Freedman moved for costs pursuant to N.C. Gen. Stat. §§ 6-20 and 7A-305. N.C. Gen. Stat. § 7A-305(d) lists expenses that are recoverable. “The trial court ... is prohibited from assessing costs in civil cases which are neither enumerated in section 7A-305 nor provided by law.” Crist v. Crist, 145 N.C. App. 418, 424, 550 S.E.2d 260, 265 (2001) (citation omitted). N.C. Gen. Stat. § 6-20 (2003) provides that “costs may be allowed or not, in the discretion of the court.” “The trial court’s discretion to tax costs pursuant to N.C. Gen. Stat. § 6-20 is not reviewable on appeal absent an abuse of discretion.” Cosentino v. Weeks, 160 N.C. App. 511, 516, 586 S.E.2d 787, 789-90 (2003).

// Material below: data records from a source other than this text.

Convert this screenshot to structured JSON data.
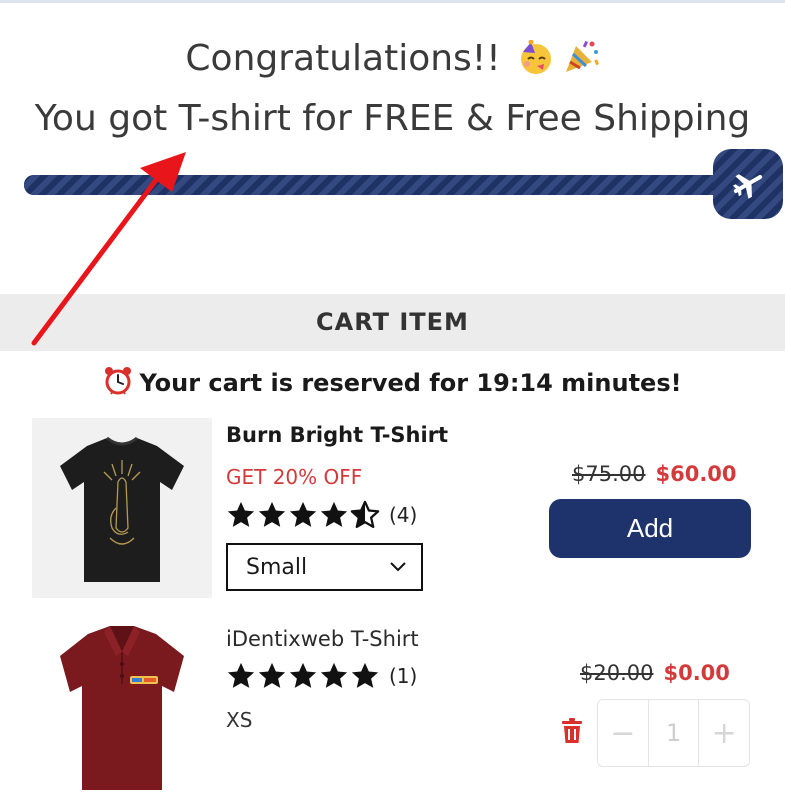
{
  "banner": {
    "line1": "Congratulations!!",
    "line2": "You got T-shirt for FREE & Free Shipping",
    "emoji_icons": [
      "partying-face-icon",
      "party-popper-icon"
    ],
    "progress_fraction": 1.0,
    "badge_icon": "airplane-icon"
  },
  "cart": {
    "header": "CART ITEM",
    "reserved_text": "Your cart is reserved for 19:14 minutes!",
    "reserved_icon": "alarm-clock-icon"
  },
  "items": [
    {
      "title": "Burn Bright T-Shirt",
      "discount": "GET 20% OFF",
      "rating": 4.5,
      "review_count": "(4)",
      "size": "Small",
      "old_price": "$75.00",
      "new_price": "$60.00",
      "add_label": "Add"
    },
    {
      "title": "iDentixweb T-Shirt",
      "rating": 5,
      "review_count": "(1)",
      "variant": "XS",
      "old_price": "$20.00",
      "new_price": "$0.00",
      "quantity": "1",
      "qty_minus": "−",
      "qty_plus": "+"
    }
  ],
  "colors": {
    "accent": "#1e336b",
    "sale": "#d43a3a",
    "arrow": "#e8161b"
  }
}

*508Castle McCulloch’s brief fails to assert any argument or cite to any authority to support a reversal of the trial court’s award of costs to Freedman. This assignment of error is not properly before this Court. I would dismiss this portion of Castle McCulloch’s assignment of error. N.C.R. App. P. 28(b)(6) (2004).
TII. Conclusion
I concur with the majority’s opinion to affirm the trial court’s award of a directed verdict for Freedman and its discussion of Freedman’s cross-examination of Castle McCulloch’s expert witness. I disagree with the holding in the majority’s opinion to affirm the trial court’s award of attorney’s fees to Freedman on the grounds that Castle McCulloch’s action was “frivolous and malicious.” I would dismiss Castle McCulloch’s assignment of error regarding costs. See N.C.R. App. P. 28(b)(6) (2004). I respectfully dissent.